In a report out Friday, Eilers & Krejcik Gaming (EKG) notes that in the second quarter, FanDuel’s internet sprots wagering net gaming revenue (NGR) grew 11% — solid, but well off the growth rates of 56% and 45% posted by BetMGM and DraftKings.

FanDuel and DraftKings added $430 million in new NGR between them in the quarter, and DraftKings accounted for around three-quarters of that ,” observes EKG. “Given the overlap in customer base, that’s NGR going to DraftKings and not FanDuel.”

FanDuel is owned by Flutter Entertainment (NYSE: FLUT), which is the largest publicly traded gaming company in the world by market capitalization, implying it has the financial resources with which to ward off competition and continue growing.

FanDuel Still Thriving

FanDuel, which is one of the most valuable gaming brands in the world, may be losing some NGR ground to rivals, but that doesn’t mean the Flutter unit is rotting on the vine. Far from it.

As EKG points out, it’s possible that FanDuel is both a victim of its own success and tougher comparisons. Regarding the latter notion, a point comes when the law of large numbers kicks in and it becomes difficult for revenue to consistently grow at elevated levels. Conversely, smaller competitors are coming off lower top-line bases, making it easier for them to outpace FanDuel in the NGR growth department. Plus, FanDuel is showing other signs of advantage over DraftKings and BetMGM.

“FanDuel is indeed lapping a 2Q24 net revenue margin of 10.0% compared to 6.4% margin for DraftKings and 5.9% for BetMGM, as well as a much higher revenue base,” adds EKG.

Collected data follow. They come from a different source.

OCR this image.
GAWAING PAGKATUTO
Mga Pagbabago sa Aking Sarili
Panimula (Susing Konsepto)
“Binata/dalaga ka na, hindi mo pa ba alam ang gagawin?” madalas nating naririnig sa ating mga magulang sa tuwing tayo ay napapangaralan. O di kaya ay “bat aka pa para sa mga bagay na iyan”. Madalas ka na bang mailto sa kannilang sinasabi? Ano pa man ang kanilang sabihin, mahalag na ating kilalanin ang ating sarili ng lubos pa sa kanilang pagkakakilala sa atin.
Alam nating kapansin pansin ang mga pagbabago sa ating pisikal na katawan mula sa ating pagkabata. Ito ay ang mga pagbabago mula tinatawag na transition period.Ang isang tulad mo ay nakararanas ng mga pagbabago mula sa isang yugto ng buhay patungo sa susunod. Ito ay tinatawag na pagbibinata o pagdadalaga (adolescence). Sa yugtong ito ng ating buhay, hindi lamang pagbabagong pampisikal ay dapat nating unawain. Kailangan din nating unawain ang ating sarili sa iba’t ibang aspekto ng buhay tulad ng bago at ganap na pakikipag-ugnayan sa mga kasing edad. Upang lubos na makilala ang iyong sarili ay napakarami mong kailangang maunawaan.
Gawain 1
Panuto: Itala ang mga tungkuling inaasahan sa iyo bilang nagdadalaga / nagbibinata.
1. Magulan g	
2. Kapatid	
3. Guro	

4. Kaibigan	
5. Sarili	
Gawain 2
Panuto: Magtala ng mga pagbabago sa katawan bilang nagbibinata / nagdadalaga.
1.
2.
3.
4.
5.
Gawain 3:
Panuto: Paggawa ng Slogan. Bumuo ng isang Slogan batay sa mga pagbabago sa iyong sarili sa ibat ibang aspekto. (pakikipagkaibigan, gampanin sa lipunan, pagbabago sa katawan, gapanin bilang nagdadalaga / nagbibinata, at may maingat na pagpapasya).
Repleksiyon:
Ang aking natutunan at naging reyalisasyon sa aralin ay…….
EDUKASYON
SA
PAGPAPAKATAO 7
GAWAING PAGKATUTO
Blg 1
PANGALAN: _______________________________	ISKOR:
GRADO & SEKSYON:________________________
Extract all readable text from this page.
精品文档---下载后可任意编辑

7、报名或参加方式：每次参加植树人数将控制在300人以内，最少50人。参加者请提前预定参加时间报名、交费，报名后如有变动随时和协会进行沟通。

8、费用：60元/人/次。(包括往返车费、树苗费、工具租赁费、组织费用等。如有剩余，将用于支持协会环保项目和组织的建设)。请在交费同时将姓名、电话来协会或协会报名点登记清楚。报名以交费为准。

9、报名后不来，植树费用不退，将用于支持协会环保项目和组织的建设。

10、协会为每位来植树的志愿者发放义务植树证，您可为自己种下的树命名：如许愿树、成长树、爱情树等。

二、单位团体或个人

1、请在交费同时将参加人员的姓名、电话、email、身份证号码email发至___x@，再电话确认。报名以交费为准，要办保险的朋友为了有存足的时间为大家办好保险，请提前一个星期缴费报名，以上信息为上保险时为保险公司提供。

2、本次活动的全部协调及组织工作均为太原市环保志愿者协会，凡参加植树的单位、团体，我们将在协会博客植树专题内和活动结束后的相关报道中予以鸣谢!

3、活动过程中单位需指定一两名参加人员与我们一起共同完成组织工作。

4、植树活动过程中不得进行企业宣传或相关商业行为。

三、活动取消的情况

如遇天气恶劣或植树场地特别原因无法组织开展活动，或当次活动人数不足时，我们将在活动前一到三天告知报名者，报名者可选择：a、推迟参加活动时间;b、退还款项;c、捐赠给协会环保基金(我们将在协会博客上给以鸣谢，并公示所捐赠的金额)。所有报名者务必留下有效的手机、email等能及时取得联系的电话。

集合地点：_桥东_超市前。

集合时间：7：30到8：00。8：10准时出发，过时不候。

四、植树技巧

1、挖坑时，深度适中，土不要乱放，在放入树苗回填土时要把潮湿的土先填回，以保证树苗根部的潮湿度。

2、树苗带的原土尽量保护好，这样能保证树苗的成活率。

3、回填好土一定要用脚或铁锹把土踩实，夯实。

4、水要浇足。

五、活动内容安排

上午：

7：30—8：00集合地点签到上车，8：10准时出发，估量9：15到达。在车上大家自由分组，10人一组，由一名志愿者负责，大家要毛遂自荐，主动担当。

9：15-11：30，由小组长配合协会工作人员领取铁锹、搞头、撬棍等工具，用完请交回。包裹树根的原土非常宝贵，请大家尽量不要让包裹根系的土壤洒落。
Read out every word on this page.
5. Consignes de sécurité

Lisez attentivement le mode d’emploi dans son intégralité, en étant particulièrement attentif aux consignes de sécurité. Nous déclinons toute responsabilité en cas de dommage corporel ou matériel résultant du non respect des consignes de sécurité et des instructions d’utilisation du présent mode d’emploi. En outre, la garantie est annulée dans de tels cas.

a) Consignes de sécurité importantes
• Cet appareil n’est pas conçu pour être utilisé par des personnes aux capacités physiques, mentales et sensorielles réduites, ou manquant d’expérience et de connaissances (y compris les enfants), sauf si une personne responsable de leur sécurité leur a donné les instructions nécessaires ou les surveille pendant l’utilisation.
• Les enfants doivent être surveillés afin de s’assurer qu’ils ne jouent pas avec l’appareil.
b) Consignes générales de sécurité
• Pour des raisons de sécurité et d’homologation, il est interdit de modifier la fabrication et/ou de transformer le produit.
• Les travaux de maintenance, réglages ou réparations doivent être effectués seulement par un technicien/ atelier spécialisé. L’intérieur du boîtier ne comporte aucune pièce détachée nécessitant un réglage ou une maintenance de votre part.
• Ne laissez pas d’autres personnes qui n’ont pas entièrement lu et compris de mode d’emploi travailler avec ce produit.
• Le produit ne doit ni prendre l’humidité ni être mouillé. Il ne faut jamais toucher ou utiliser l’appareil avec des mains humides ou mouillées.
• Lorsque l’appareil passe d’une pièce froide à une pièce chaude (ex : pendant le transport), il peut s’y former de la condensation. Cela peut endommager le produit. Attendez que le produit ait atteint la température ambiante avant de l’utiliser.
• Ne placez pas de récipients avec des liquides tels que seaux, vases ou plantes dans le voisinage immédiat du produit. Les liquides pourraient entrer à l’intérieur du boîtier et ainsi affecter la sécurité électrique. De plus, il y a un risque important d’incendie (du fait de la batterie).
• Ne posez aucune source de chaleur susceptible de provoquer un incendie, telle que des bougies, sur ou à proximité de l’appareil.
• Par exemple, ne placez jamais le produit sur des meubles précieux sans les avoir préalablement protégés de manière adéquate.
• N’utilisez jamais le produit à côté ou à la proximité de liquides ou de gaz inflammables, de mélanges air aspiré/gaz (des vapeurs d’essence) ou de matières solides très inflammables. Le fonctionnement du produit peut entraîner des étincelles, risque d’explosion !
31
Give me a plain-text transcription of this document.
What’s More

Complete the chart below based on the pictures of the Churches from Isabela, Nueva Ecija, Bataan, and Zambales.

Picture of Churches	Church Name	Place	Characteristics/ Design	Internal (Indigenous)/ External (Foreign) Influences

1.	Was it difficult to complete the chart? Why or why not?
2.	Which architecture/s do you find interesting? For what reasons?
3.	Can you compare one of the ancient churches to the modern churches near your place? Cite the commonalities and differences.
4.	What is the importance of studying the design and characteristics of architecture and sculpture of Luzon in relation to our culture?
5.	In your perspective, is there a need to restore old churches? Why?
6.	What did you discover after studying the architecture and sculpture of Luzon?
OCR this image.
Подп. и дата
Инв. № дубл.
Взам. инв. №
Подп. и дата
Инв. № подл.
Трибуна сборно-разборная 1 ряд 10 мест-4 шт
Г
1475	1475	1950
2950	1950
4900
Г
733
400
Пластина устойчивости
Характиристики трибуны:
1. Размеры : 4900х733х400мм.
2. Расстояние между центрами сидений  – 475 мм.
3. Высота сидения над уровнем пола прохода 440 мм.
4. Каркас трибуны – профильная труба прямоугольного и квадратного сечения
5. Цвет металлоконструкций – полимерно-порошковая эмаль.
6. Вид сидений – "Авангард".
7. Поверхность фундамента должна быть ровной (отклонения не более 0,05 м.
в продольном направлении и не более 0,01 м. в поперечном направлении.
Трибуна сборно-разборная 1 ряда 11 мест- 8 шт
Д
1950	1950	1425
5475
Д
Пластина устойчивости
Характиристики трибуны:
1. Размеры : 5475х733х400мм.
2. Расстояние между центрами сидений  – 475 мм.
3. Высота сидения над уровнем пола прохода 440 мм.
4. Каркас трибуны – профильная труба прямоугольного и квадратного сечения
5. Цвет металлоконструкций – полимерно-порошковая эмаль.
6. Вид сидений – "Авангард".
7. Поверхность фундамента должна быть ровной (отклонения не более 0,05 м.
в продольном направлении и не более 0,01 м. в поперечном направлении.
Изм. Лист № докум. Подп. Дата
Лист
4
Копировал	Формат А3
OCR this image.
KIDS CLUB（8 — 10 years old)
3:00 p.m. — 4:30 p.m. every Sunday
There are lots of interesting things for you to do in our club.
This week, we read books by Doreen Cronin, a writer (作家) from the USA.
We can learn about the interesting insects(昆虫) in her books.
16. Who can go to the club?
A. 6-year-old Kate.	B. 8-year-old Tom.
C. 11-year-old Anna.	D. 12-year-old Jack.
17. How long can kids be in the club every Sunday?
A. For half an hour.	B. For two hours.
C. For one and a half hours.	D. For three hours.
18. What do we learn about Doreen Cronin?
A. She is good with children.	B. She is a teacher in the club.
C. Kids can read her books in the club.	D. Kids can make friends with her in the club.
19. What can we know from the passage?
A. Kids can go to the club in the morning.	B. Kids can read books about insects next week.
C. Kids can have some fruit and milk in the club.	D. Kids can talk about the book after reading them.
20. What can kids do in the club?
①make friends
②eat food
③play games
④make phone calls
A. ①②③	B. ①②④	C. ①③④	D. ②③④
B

The research firm also points out that in the second quarter, nationwide net hold for online sportsbook operators was 8.13%. DraftKings was in-line with that percentage, but FanDuel was closer to 10% while BetMGM and Caesars Sportsbook were both below the national average.

DraftKings Can Garner More Upside

Already the other half of a US sports betting duopoly with FanDuel, DraftKings is likely the most credible threat to FanDuel’s pole position.

“DraftKings also has potentially more upside to come given its 2Q25 net revenue margin of 8.7% vs. 10.4% for FanDuel, and no. 1 ranking in our OSB product testing,” says EKG. “That’s not to say FanDuel isn’t still the clear market leader. It is, but the gap to the chasing pack looks closer than ever, in our view.”